« Les nouvelles formes émergentes de racisme » : débat du Cercle de la Licra avec Michel Wieviorka et Pap Ndiaye

Racisme théorique, racisme vécu

Michel Wieviorka a rappelé les 2 grands courants de la sociologie du racisme :

  • Le racisme social, selon lequel certains individus sont considérés comme inférieurs à d’autres en raison de leurs caractéristiques physiques, est le plus ancien des racismes, hérité de la colonisation et des théories racialistes de la fin du XIXème siècle. Le vieil antisémitisme et le racisme anti-Noirs en sont des exemples.
  • Le racisme culturel, tel qu’il est théorisé dans les années 1980 aux Etats-Unis, repose sur une idéologie d’exclusion de groupes humains qui seraient « culturellement différents ». Un exemple actuel de ce type de racisme est le racisme anti-musulmans.

Pour Pap Ndiaye, lutter contre le racisme doit passer par sa déconstruction historique. Il situe l' »invention du racisme » à la fin du XVème siècle en Europe, époque à laquelle a commencé la colonisation à grande échelle et l’exploitation d’une partie des populations des territoires colonisés dans un but d’appropriation des richesses et de la force de travail des individus. L’historien souligne que cette période est contemporaine de l’expulsion des juifs d’Espagne.

Pap Ndiaye et Michel Wieviorka lient ces théories à la réalité actuelle et vécue du racisme. Le sociologue souligne la prégnance du racisme institutionnel en France, souvent dénoncé, qui est synonyme d’exclusion de certains groupes de domaines entiers de la vie publique, intellectuelle et professionnelle. Pap Ndiaye rejoint cette analyse en précisant que pour les groupes minoritaires, le racisme va au-delà de l’insulte raciste : il recouvre tout un champ de discriminations.

« Nouveaux » racismes

Interrogés sur les résultats du rapport 2013 de la CNCDH, Michel Wieviorka et Pap Ndiaye reviennent sur les « nouveaux » racismes. Le sociologue note d’abord l’explosion du racisme anti-Noirs depuis 2005 en France : les émeutes dans les banlieues ont vu le retour d’un vocabulaire propre au racisme social trouvant ses racines dans la colonisation (utilisation du terme « sauvageon »).

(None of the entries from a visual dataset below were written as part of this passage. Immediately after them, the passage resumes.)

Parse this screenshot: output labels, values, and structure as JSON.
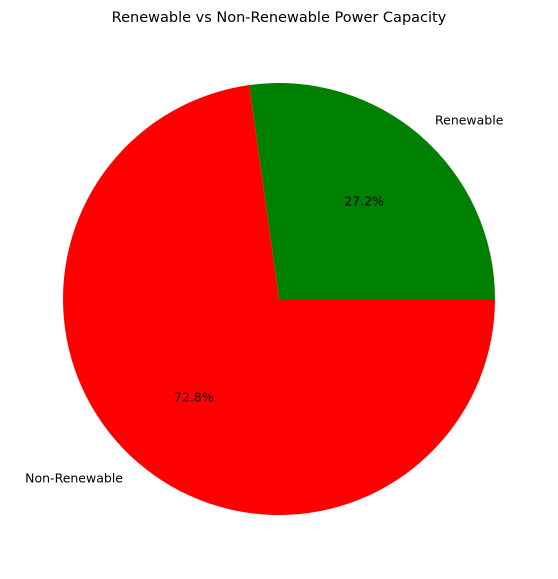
{
  "chart_data": {
    "type": "pie",
    "title": "Renewable vs Non-Renewable Power Capacity",
    "labels": [
      "Renewable",
      "Non-Renewable"
    ],
    "values": [
      27.2,
      72.8
    ],
    "percent_labels": [
      "27.2%",
      "72.8%"
    ],
    "colors": [
      "#008000",
      "#ff0000"
    ],
    "start_angle_deg": 0,
    "direction": "counterclockwise",
    "legend": "none"
  }
}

Il attribue également les insultes dont a été victime Christiane Taubira en octobre 2013 à ce type de racisme.

La « nouveauté » du racisme anti-Roms a également été relativisée par Michel Wieviorka, qui a toujours constaté une virulence particulière de ce racisme (« animalisation des Roms ») au cours de ses recherches. Il relève toutefois une spécifité de ce groupe face au racisme : alors que les groupes minoritaires se sont organisés en associations et groupes de pression, les Roms ne bénéficient pas d’un tel appui et doivent compter sur d’autres pour se défendre.

Enfin, le « nouvel » antisémitisme a été évoqué à l’aune de l’analyse du public très disparate de Dieudonné M’bala M’bala, qui réunit la vieille extrême-droite, des jeunes d’origine maghrébine qui sont sensibles à l’instrumentalisation idéologique du conflit au Proche-Orient, des personnes originaires d’Afrique subsaharienne ou des Antilles, séduits par le discours de concurrence victimaire de Dieudonné M’bala M’bala (« Les juifs ont le monopole de la souffrance ») et des antisémites d’extrême gauche, qui confondent sionisme et capitalisme.

Enseignements républicains

Pap Ndiaye et Michel Wieviorka confrontent leurs analyse à la réalité du modèle républicain français. Pap Ndiaye relève une remise en cause du « républicanisme rigide » en France, qui impose de se conformer à des façons d’être et de paraître. Pour lui, la République doit répondre au paradoxe minoritaire, qui consiste à permettre aux groupes minoritaires d’être « à la fois visibles et invisibles », c’est à dire de pouvoir exprimer leurs singularités, sans pour autant être traités de manière différente de la majorité des individus de leur pays.

Michel Wieviorka appuie cette réflexion en prônant un « multiculturalisme modéré », qui permet de reconnaître les particularismes tout en étant respectueux des valeurs universelles qui fondent la vie publique.

Enfin, pour l’historien et le sociologue, interrogés sur la liberté d’expression et ses limites, il ne faut pas accepter l’expression du racisme, qui n’a pas sa place dans la vie collective. Michel Wieviorka appuie cette affirmation en disant que si l’on permet l’expression du racisme, il aurait ainsi en tant qu’enseignant « le droit de former des jeunes esprits au racisme ». Une démonstration efficace du danger de la libération de la parole raciste.